2. n. [Drilling Fluids]
ID: 2268
The science and study of the deformation and flow of matter. The
term is also used to indicate the properties of a given fluid, as in
mud rheology. Rheology is an extremely important property of
drilling muds, drill-in fluids, workover and completion fluids,
cements and specialty fluids and pills. Mud rheology is measured
on a continual basis while drilling and adjusted with additives or
dilution to meet the needs of the operation. In water-base fluids,
water quality plays an important role in how additives perform.
Temperature affects behavior and interactions of the water, clay,
polymers and solids in a mud.

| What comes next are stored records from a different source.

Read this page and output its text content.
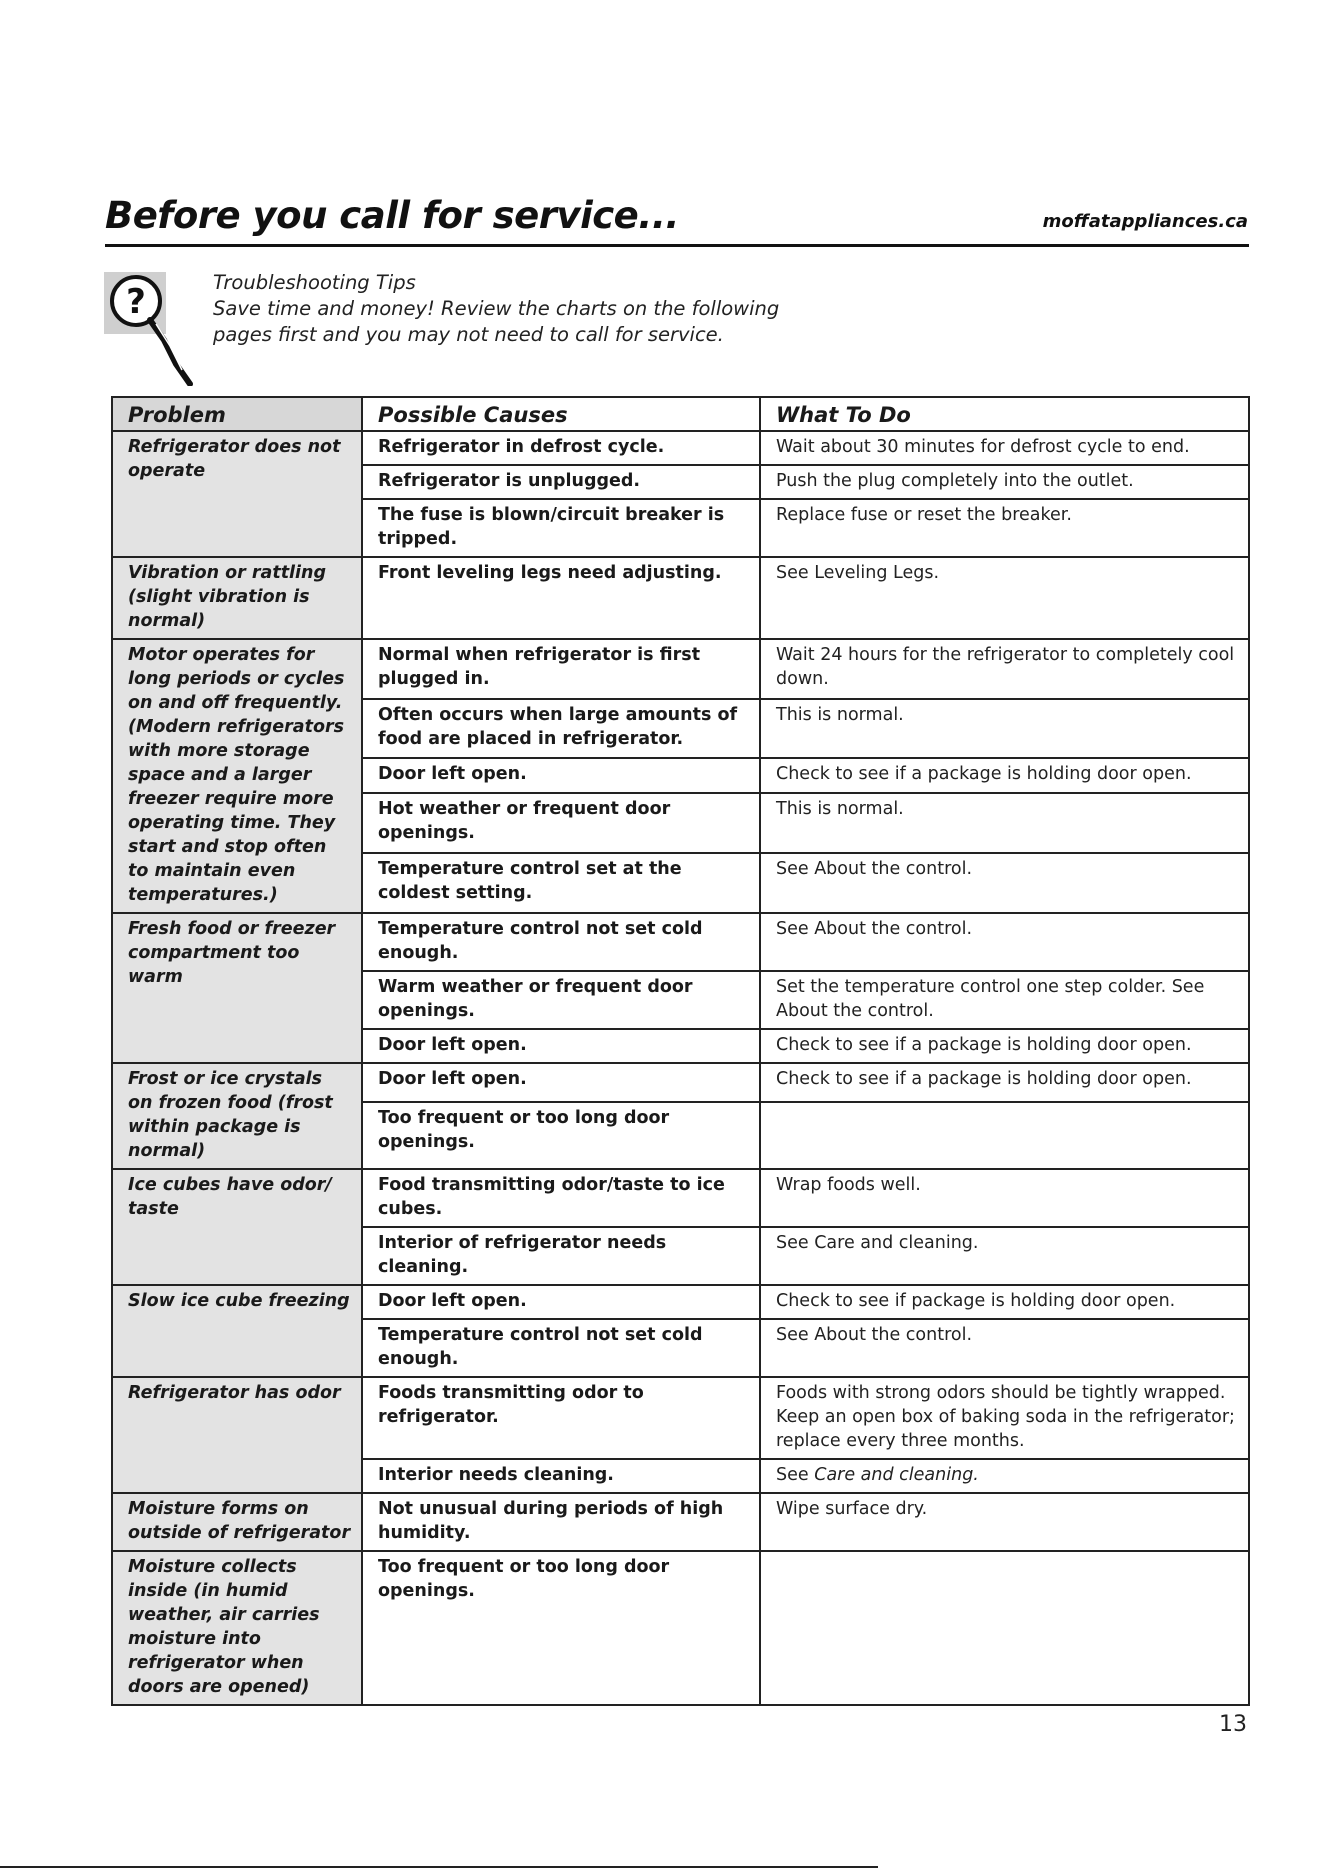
Before you call for service...	moffatappliances.ca
?	Troubleshooting Tips
Save time and money! Review the charts on the following
pages first and you may not need to call for service.
Problem	Possible Causes	What To Do
Refrigerator does not operate	Refrigerator in defrost cycle.	Wait about 30 minutes for defrost cycle to end.
	Refrigerator is unplugged.	Push the plug completely into the outlet.
	The fuse is blown/circuit breaker is tripped.	Replace fuse or reset the breaker.
Vibration or rattling (slight vibration is normal)	Front leveling legs need adjusting.	See Leveling Legs.
Motor operates for long periods or cycles on and off frequently. (Modern refrigerators with more storage space and a larger freezer require more operating time. They start and stop often to maintain even temperatures.)	Normal when refrigerator is first plugged in.	Wait 24 hours for the refrigerator to completely cool down.
	Often occurs when large amounts of food are placed in refrigerator.	This is normal.
	Door left open.	Check to see if a package is holding door open.
	Hot weather or frequent door openings.	This is normal.
	Temperature control set at the coldest setting.	See About the control.
Fresh food or freezer compartment too warm	Temperature control not set cold enough.	See About the control.
	Warm weather or frequent door openings.	Set the temperature control one step colder. See About the control.
	Door left open.	Check to see if a package is holding door open.
Frost or ice crystals on frozen food (frost within package is normal)	Door left open.	Check to see if a package is holding door open.
	Too frequent or too long door openings.	
Ice cubes have odor/ taste	Food transmitting odor/taste to ice cubes.	Wrap foods well.
	Interior of refrigerator needs cleaning.	See Care and cleaning.
Slow ice cube freezing	Door left open.	Check to see if package is holding door open.
	Temperature control not set cold enough.	See About the control.
Refrigerator has odor	Foods transmitting odor to refrigerator.	Foods with strong odors should be tightly wrapped. Keep an open box of baking soda in the refrigerator; replace every three months.
	Interior needs cleaning.	See Care and cleaning.
Moisture forms on outside of refrigerator	Not unusual during periods of high humidity.	Wipe surface dry.
Moisture collects inside (in humid weather, air carries moisture into refrigerator when doors are opened)	Too frequent or too long door openings.	
13
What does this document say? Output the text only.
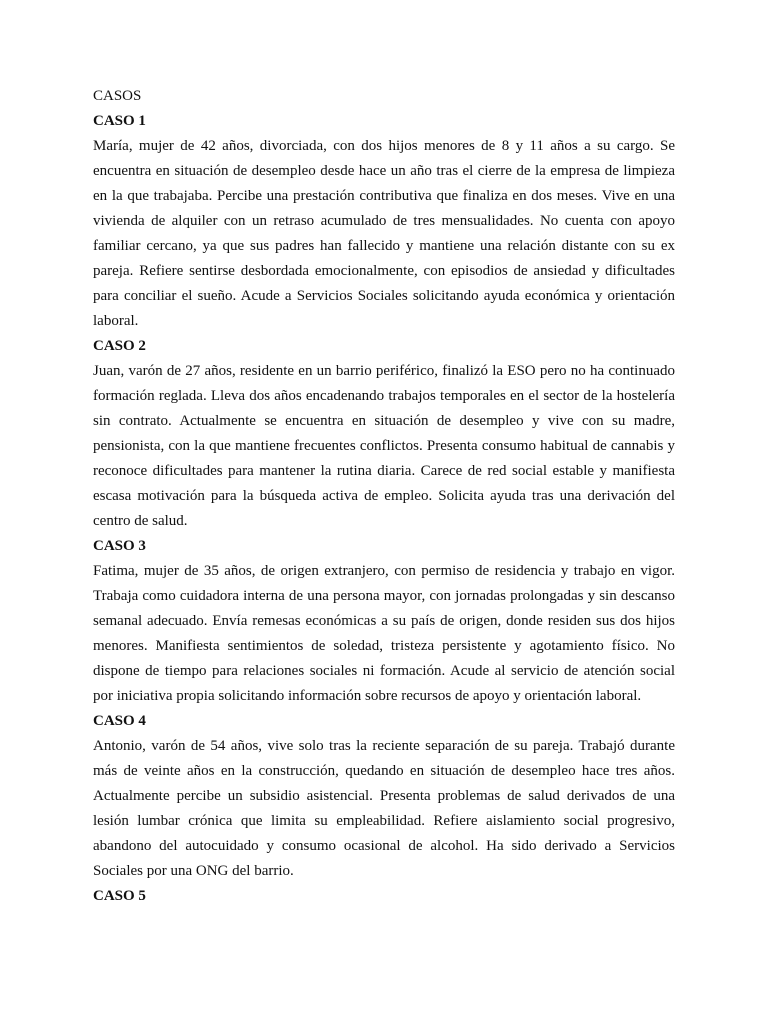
CASOS

CASO 1

María, mujer de 42 años, divorciada, con dos hijos menores de 8 y 11 años a su cargo. Se encuentra en situación de desempleo desde hace un año tras el cierre de la empresa de limpieza en la que trabajaba. Percibe una prestación contributiva que finaliza en dos meses. Vive en una vivienda de alquiler con un retraso acumulado de tres mensualidades. No cuenta con apoyo familiar cercano, ya que sus padres han fallecido y mantiene una relación distante con su ex pareja. Refiere sentirse desbordada emocionalmente, con episodios de ansiedad y dificultades para conciliar el sueño. Acude a Servicios Sociales solicitando ayuda económica y orientación laboral.

CASO 2

Juan, varón de 27 años, residente en un barrio periférico, finalizó la ESO pero no ha continuado formación reglada. Lleva dos años encadenando trabajos temporales en el sector de la hostelería sin contrato. Actualmente se encuentra en situación de desempleo y vive con su madre, pensionista, con la que mantiene frecuentes conflictos. Presenta consumo habitual de cannabis y reconoce dificultades para mantener la rutina diaria. Carece de red social estable y manifiesta escasa motivación para la búsqueda activa de empleo. Solicita ayuda tras una derivación del centro de salud.

CASO 3

Fatima, mujer de 35 años, de origen extranjero, con permiso de residencia y trabajo en vigor. Trabaja como cuidadora interna de una persona mayor, con jornadas prolongadas y sin descanso semanal adecuado. Envía remesas económicas a su país de origen, donde residen sus dos hijos menores. Manifiesta sentimientos de soledad, tristeza persistente y agotamiento físico. No dispone de tiempo para relaciones sociales ni formación. Acude al servicio de atención social por iniciativa propia solicitando información sobre recursos de apoyo y orientación laboral.

CASO 4

Antonio, varón de 54 años, vive solo tras la reciente separación de su pareja. Trabajó durante más de veinte años en la construcción, quedando en situación de desempleo hace tres años. Actualmente percibe un subsidio asistencial. Presenta problemas de salud derivados de una lesión lumbar crónica que limita su empleabilidad. Refiere aislamiento social progresivo, abandono del autocuidado y consumo ocasional de alcohol. Ha sido derivado a Servicios Sociales por una ONG del barrio.

CASO 5
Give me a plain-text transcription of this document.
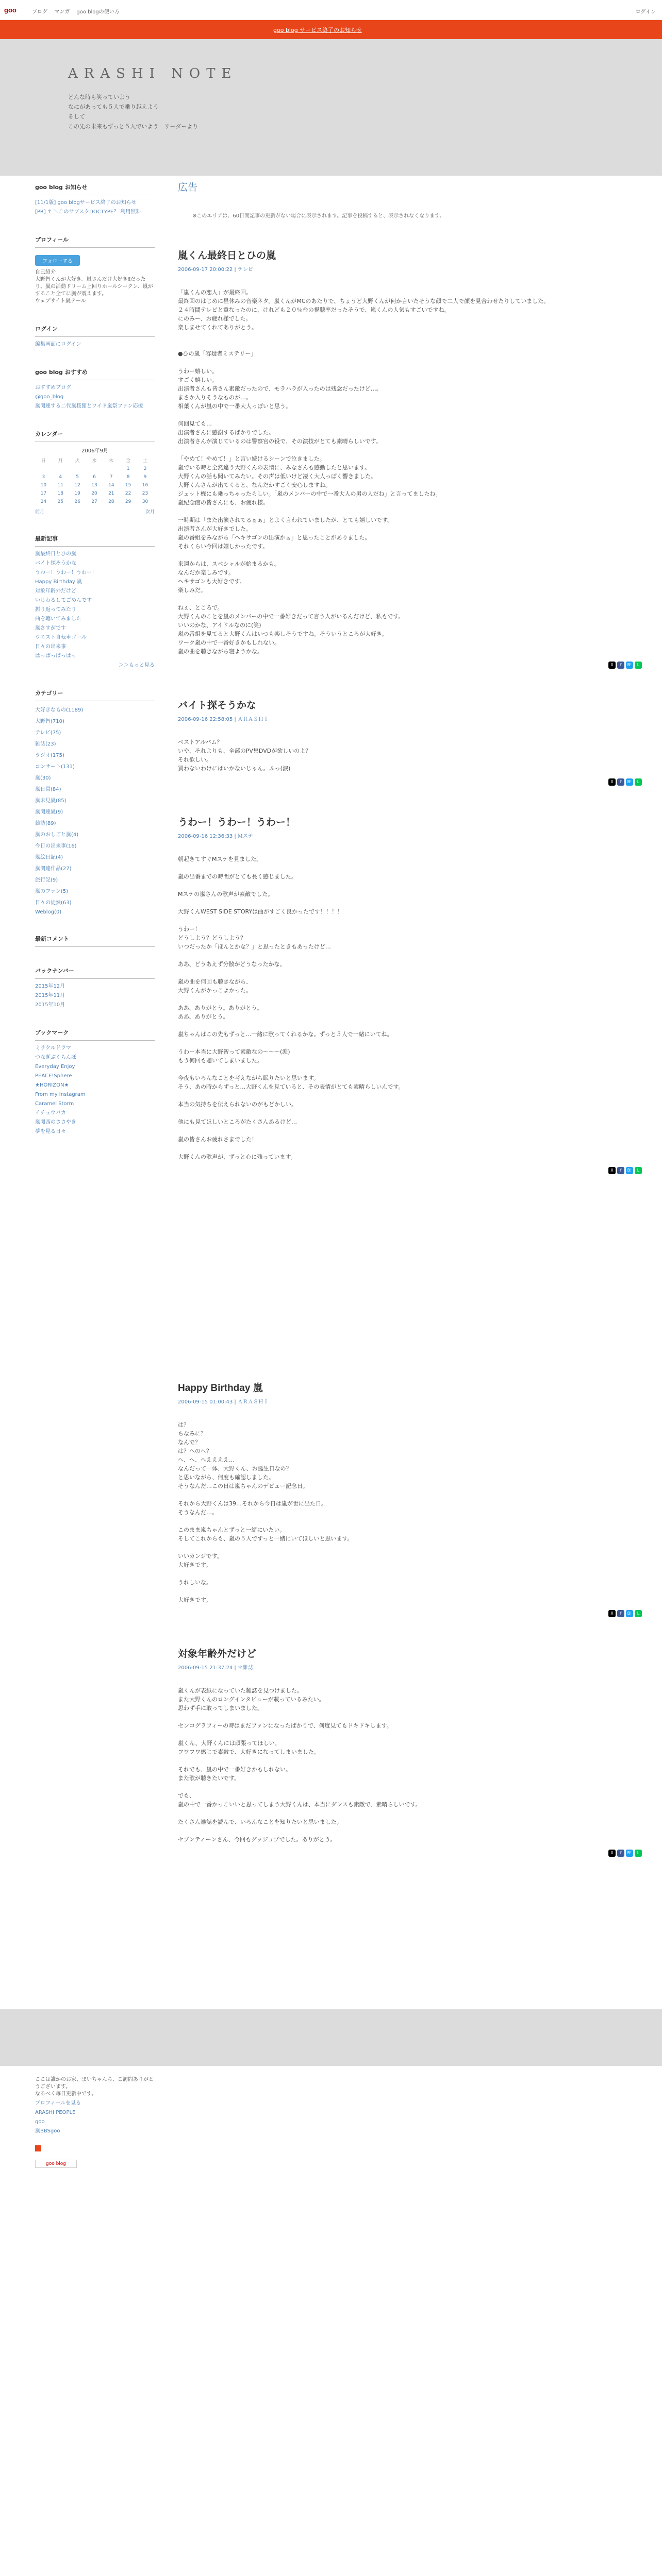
goo	ブログ マンガ goo blogの使い方	ログイン
goo blog サービス終了のお知らせ
ARASHI NOTE
どんな時も笑っていよう
なにがあっても５人で乗り越えよう
そして
この先の未来もずっと５人でいよう　リーダーより
goo blog お知らせ
[11/1版] goo blogサービス終了のお知らせ
[PR] ↑ ＼このサブスクDOCTYPE？ 利用無料
プロフィール
フォローする
自己紹介
大野智くんが大好き。嵐さんだけ大好き‼だったり、嵐の活動ドリーム上回りホールシークン、嵐がすること全てに胸が震えます。
ウェブサイト嵐テール
ログイン
編集画面にログイン
goo blog おすすめ
おすすめブログ
@goo_blog
嵐関連する二代嵐桜館とワイド嵐祭ファン応援
カレンダー
2006年9月
日	月	火	水	木	金	土
					1	2
3	4	5	6	7	8	9
10	11	12	13	14	15	16
17	18	19	20	21	22	23
24	25	26	27	28	29	30
前月	次月
最新記事
嵐最終日とひの嵐
バイト探そうかな
うわー！うわー！うわー！
Happy Birthday 嵐
対象年齢外だけど
いじわるしてごめんです
振り返ってみたり
曲を聴いてみました
嵐さすがです
ウエスト自転車ゴール
日々の出来事
はっぱっぱっぱっ
＞＞もっと見る
カテゴリー
大好きなもの(1189)
大野智(710)
テレビ(75)
雑誌(23)
ラジオ(175)
コンサート(131)
嵐(30)
嵐日常(84)
嵐未見嵐(85)
嵐関連嵐(9)
雑誌(89)
嵐のおしごと嵐(4)
今日の出来事(16)
嵐絵日記(4)
嵐関連作品(27)
旅行記(9)
嵐のファン(5)
日々の徒然(63)
Weblog(0)
最新コメント
バックナンバー
2015年12月
2015年11月
2015年10月
ブックマーク
ミラクルドラマ
つなぎぶくらんぼ
Everyday Enjoy
PEACE!Sphere
★HORIZON★
From my Instagram
Caramel Storm
イチョウバカ
嵐関西のささやき
夢を見る日々
広告
※このエリアは、60日間記事の更新がない場合に表示されます。記事を投稿すると、表示されなくなります。
嵐くん最終日とひの嵐
2006-09-17 20:00:22 | テレビ
「嵐くんの恋人」が最終回。
最終回のはじめに昼休みの音楽ネタ。嵐くんがMCのあたりで、ちょうど大野くんが何か言いたそうな顔で二人で顔を見合わせたりしていました。
２４時間テレビと重なったのに、けれども２０％台の視聴率だったそうで、嵐くんの人気もすごいですね。
にのみー、お疲れ様でした。
楽しませてくれてありがとう。

●ひの嵐「容疑者ミステリー」

うわー嬉しい。
すごく嬉しい。
出演者さんも皆さん素敵だったので、モラハラが入ったのは残念だったけど…。
まさか入りそうなものが…。
相葉くんが嵐の中で一番大人っぽいと思う。

何回見ても…
出演者さんに感謝するばかりでした。
出演者さんが演じているのは警察官の役で、その演技がとても素晴らしいです。

「やめて！やめて！」と言い続けるシーンで泣きました。
嵐でいる時と全然違う大野くんの表情に、みなさんも感動したと思います。
大野くんの話も聞いてみたい。その声は低いけど凄く大人っぽく響きました。
大野くんさんが出てくると、なんだかすごく安心しますね。
ジェット機にも乗っちゃったらしい。「嵐のメンバーの中で一番大人の男の人だね」と言ってましたね。
嵐紀念館の皆さんにも、お疲れ様。

一時期は「また出演されてるぁぁ」とよく言われていましたが、とても嬉しいです。
出演者さんが大好きでした。
嵐の番組をみながら「ヘキサゴンの出演かぁ」と思ったことがありました。
それくらい今回は嬉しかったです。

来週からは、スペシャルが始まるかも。
なんだか楽しみです。
ヘキサゴンも大好きです。
楽しみだ。

ねぇ、ところで。
大野くんのことを嵐のメンバーの中で一番好きだって言う人がいるんだけど、私もです。
いいのかな、アイドルなのに(笑)
嵐の番組を見てると大野くんはいつも楽しそうですね。そういうところが大好き。
ワーク嵐の中で一番好きかもしれない。
嵐の曲を聴きながら寝ようかな。
X f B! L
バイト探そうかな
2006-09-16 22:58:05 | ＡＲＡＳＨＩ
ベストアルバム？
いや、それよりも、全部のPV集DVDが欲しいのよ？
それ欲しい。
買わないわけにはいかないじゃん。ふっ(涙)
X f B! L
うわー！うわー！うわー！
2006-09-16 12:36:33 | Ｍステ
朝起きてすぐMステを見ました。

嵐の出番までの時間がとても長く感じました。

Mステの嵐さんの歌声が素敵でした。

大野くんWEST SIDE STORYは曲がすごく良かったです！！！！

うわー！
どうしよう？どうしよう？
いつだったか「ほんとかな？」と思ったときもあったけど…

ああ、どうあえず分散がどうなったかな。

嵐の曲を何回も聴きながら、
大野くんがかっこよかった。

ああ、ありがとう。ありがとう。
ああ、ありがとう。

嵐ちゃんはこの先もずっと…一緒に歌ってくれるかな。ずっと５人で一緒にいてね。

うわー本当に大野智って素敵なの〜〜〜(涙)
もう何回も聴いてしまいました。

今夜もいろんなことを考えながら眠りたいと思います。
そう、あの時からずっと…大野くんを見ていると、その表情がとても素晴らしいんです。

本当の気持ちを伝えられないのがもどかしい。

他にも見てほしいところがたくさんあるけど…

嵐の皆さんお疲れさまでした！

大野くんの歌声が、ずっと心に残っています。
X f B! L
Happy Birthday 嵐
2006-09-15 01:00:43 | ＡＲＡＳＨＩ
は？
ちなみに？
なんで？
は？へのへ？
へ、へ、へええええ…
なんだって一体、大野くん、お誕生日なの？
と思いながら、何度も確認しました。
そうなんだ…この日は嵐ちゃんのデビュー記念日。

それから大野くんは39…それから今日は嵐が世に出た日。
そうなんだ…。

このまま嵐ちゃんとずっと一緒にいたい。
そしてこれからも、嵐の５人でずっと一緒にいてほしいと思います。

いいカンジです。
大好きです。

うれしいな。

大好きです。
X f B! L
対象年齢外だけど
2006-09-15 21:37:24 | ＊雑誌
嵐くんが表紙になっていた雑誌を見つけました。
また大野くんのロングインタビューが載っているみたい。
思わず手に取ってしまいました。

センコグラフィーの時はまだファンになったばかりで、何度見てもドキドキします。

嵐くん、大野くんには頑張ってほしい。
フワフワ感じで素敵で、大好きになってしまいました。

それでも、嵐の中で一番好きかもしれない。
また歌が聴きたいです。

でも、
嵐の中で一番かっこいいと思ってしまう大野くんは、本当にダンスも素敵で、素晴らしいです。

たくさん雑誌を読んで、いろんなことを知りたいと思いました。

セブンティーンさん、今回もグッジョブでした。ありがとう。
X f B! L
ここは誰かのお家、まいちゃんち、ご訪問ありがとうございます。
なるべく毎日更新中です。
プロフィールを見る
ARASHI PEOPLE
goo
嵐BBSgoo
goo blog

Downhole pressure must be taken
into account in evaluating the rheology of oil muds.
X-Y plots of rheological models.
Rheology. Fluids are described as Newtonian or non-Newtonian
depending on their response to shearing. Shear stress of a
Newtonian fluid (upper left) is proportional to the shear rate. Most
drilling muds are non-Newtonian fluids, with viscosity decreasing
as shear rate increases, and correspond more closely to one of the
other three models shown.
Appraisal Wells
1. n. [Geology]
ID: 35
The phase of petroleum operations that immediately follows
successful exploratory drilling. During appraisal, delineation wells
might be drilled to determine the size of the oil or gas field and
how to develop it most efficiently.
Reservoir heterogeneities
1. n. [Well Testing]
ID: 8148
The variations in rock properties in a reservoir. The variations can
result in directional variations in permeability. Geological
processes, such as sedimentation, diagenesis and erosion, act to
produce nonuniformities in rock formations. Because there are so
many types of reservoir heterogeneities, a unique interpretation of
test results from pressure data alone is often impossible. Expert test
interpreters rely heavily on experience, core analysis, well logs and
knowledge of the geology specific to the region.